Graphic novel review: Dotter Of Her Father’s Eyes - The Scotsman
Very unfairly! I read The Dubliners and didn't care for it but it didn't make me slappy, and then I read all about James Joyce's horrible scholarship-suppressing grandson, and it made me cross with James Joyce by association.
This sounds excellent! I haven't read a graphic novel in almost a year Social expectations and gender politics, thwarted ambitions and personal tragedy are played out against two contrasting historical backgrounds, poignantly evoked by the atmospheric visual storytelling of award-winning graphic-novel pioneer Bryan Talbot. Either the former is too protective of the latter, becoming inadvertently overbearing and prescriptive or, conversely, too immersed in work or personal projects and thus aloof and distant.
Juxtaposing her own relationship with her father, James S. Atherton, a noted Joycean scholar, with that of James Joyce and his daughter Lucia, Talbot has created a bittersweet drama that will resonate with anyone who has a parent. The majority of this collaborative endeavour is incredibly smooth, but there are a couple of points where Mrs. While this is an endearing insight into the creative process, it feels like too much fourth wall breaking to sit comfortably, instantly reminding the reader that they are reading a graphic novel, rather than being engrossed in the fascinating tale.

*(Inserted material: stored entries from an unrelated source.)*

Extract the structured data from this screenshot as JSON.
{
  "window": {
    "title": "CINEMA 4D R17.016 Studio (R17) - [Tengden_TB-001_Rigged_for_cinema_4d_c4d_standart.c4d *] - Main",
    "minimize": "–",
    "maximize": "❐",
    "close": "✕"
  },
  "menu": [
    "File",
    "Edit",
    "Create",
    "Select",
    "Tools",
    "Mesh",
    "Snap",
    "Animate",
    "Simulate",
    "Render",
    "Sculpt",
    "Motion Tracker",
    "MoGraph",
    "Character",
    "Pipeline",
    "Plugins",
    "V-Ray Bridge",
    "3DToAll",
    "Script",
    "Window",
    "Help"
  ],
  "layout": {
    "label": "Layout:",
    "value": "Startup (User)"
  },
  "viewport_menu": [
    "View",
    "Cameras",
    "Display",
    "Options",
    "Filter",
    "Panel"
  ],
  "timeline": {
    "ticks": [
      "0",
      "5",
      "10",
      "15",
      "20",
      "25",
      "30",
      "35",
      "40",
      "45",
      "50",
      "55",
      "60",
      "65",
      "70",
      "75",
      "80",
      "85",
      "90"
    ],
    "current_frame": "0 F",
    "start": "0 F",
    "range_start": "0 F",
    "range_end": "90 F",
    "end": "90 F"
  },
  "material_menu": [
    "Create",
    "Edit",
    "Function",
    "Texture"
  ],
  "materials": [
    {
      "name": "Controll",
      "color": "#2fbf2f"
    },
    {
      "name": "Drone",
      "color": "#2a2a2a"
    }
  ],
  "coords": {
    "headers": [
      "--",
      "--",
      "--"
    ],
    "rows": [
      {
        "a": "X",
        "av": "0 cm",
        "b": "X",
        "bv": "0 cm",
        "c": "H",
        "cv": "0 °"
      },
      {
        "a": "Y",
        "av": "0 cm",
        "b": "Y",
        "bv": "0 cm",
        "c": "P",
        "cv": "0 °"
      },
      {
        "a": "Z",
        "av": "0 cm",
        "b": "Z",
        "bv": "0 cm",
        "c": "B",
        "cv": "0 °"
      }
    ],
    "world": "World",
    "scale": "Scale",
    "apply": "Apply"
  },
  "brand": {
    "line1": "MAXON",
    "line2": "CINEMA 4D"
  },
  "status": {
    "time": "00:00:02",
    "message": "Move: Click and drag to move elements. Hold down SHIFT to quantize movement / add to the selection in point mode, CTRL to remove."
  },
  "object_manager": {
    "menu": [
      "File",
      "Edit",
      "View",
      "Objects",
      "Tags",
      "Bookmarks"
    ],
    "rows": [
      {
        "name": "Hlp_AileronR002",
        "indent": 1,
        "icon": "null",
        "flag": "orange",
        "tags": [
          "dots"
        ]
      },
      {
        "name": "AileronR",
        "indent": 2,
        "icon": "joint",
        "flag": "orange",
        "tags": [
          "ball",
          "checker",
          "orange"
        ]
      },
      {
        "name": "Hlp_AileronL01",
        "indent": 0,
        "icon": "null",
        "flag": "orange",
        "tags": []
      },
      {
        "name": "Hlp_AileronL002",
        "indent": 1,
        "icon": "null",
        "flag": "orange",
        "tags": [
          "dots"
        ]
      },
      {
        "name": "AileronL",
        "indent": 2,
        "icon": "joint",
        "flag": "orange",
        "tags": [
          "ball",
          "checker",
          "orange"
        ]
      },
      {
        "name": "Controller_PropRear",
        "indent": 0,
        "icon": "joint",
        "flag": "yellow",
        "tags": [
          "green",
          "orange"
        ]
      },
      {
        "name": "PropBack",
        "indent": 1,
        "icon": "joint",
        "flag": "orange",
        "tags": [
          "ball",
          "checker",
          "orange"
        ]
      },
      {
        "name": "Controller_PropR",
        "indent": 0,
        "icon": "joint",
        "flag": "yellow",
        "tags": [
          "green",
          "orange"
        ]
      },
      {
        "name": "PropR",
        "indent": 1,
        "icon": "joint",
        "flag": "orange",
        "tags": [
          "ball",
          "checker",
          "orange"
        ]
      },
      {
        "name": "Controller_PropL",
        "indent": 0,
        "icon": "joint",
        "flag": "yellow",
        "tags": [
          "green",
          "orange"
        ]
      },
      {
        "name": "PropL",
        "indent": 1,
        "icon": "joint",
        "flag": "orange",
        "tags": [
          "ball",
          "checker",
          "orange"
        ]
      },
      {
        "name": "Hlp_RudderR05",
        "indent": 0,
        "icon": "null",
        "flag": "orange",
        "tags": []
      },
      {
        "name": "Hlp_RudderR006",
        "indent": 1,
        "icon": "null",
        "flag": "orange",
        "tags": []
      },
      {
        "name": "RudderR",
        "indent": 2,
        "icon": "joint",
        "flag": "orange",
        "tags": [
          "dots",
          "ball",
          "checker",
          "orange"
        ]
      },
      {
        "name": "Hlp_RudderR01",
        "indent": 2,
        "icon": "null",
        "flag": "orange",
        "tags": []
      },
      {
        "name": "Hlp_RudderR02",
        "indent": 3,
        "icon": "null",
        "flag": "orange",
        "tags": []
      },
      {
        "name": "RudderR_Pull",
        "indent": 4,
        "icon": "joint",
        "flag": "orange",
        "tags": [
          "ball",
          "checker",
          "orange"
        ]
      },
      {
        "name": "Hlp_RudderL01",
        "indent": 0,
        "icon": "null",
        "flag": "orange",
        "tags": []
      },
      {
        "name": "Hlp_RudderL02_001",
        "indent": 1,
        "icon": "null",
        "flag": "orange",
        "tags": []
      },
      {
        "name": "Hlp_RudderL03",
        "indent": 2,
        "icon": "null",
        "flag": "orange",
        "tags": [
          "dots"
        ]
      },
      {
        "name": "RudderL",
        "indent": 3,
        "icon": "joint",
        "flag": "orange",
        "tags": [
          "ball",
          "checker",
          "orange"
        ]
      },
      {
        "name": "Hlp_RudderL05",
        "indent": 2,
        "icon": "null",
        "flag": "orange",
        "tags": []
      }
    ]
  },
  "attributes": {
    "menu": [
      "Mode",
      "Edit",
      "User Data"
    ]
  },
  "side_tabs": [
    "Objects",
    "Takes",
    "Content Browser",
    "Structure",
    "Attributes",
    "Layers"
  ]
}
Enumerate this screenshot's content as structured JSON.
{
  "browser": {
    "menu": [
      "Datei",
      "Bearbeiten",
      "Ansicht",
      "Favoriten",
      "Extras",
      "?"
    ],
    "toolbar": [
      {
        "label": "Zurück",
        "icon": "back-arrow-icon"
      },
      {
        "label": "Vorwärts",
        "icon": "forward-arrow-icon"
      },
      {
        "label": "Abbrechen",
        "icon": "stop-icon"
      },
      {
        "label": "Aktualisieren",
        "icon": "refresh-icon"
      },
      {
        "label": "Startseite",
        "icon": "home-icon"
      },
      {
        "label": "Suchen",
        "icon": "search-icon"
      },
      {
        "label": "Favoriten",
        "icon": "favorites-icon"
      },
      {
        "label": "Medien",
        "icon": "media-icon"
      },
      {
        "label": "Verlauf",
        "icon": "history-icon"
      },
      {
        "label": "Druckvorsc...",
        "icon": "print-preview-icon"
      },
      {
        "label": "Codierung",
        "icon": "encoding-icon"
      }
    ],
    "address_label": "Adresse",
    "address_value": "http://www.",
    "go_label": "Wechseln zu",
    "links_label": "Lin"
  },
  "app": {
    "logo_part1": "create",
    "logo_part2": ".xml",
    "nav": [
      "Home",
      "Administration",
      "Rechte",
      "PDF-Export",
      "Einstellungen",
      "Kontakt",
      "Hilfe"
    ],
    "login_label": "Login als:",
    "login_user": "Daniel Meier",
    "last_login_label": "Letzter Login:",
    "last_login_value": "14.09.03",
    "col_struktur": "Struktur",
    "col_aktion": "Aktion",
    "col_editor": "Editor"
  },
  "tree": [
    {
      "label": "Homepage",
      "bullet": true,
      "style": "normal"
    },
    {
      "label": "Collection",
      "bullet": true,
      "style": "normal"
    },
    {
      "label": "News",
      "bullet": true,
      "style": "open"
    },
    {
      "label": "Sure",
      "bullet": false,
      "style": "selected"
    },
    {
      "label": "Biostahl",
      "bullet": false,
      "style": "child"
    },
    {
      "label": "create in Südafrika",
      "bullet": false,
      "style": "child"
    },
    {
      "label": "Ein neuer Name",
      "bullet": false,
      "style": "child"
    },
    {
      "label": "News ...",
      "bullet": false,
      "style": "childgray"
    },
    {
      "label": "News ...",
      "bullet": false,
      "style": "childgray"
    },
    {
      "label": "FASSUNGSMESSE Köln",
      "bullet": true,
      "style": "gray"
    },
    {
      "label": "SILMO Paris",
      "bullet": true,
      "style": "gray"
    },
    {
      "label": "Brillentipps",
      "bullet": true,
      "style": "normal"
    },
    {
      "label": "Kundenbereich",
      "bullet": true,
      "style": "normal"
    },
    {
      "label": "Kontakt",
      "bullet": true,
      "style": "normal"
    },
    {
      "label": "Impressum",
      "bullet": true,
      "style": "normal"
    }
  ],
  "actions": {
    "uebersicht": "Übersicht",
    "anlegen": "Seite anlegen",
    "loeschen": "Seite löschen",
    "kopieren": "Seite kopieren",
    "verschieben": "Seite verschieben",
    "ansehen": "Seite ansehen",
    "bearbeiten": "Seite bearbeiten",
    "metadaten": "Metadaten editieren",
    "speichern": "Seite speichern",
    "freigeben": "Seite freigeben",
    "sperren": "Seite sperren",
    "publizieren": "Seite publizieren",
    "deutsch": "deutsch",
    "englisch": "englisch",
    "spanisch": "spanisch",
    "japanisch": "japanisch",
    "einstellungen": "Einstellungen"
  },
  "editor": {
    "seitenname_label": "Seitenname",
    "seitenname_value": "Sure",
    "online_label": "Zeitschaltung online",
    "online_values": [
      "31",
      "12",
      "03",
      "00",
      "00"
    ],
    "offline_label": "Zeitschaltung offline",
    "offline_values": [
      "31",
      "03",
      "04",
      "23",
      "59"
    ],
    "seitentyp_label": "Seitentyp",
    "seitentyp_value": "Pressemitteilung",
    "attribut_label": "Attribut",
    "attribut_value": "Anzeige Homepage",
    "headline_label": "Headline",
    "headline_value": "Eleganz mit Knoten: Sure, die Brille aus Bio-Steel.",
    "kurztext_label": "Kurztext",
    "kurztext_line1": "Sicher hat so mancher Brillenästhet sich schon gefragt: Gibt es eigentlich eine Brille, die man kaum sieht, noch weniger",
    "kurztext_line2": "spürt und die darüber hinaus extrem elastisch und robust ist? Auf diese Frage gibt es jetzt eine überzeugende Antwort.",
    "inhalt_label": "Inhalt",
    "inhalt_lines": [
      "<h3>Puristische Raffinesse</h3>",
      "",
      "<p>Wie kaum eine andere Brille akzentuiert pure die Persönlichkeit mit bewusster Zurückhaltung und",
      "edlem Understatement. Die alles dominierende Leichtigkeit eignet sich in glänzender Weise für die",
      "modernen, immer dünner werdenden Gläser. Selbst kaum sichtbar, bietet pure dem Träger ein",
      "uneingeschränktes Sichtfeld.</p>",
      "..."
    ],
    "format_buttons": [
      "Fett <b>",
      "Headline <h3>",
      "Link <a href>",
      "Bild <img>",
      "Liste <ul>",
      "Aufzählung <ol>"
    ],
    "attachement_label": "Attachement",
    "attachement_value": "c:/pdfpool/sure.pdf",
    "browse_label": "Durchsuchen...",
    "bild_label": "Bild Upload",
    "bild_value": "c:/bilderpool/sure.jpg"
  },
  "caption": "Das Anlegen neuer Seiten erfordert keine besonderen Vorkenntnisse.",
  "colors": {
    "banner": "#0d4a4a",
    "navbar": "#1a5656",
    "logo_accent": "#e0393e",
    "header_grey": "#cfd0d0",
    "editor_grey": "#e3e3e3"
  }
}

Being the only daughter with four elder brothers; a domineering father; the appalling repression and treatment meted out to women in the pre-Feminism era; and that she had two sons; all indicate a natural, and understandable, desire to readdress the balance somewhat.
Dotter of Her Father's Eyes by Mary M Talbot and Bryan Talbot – review
This is destined to become a set text for graphic novel scholars. Dotting his eyes and crossing his tease. View all posts by John Freeman. This site uses Akismet to reduce spam.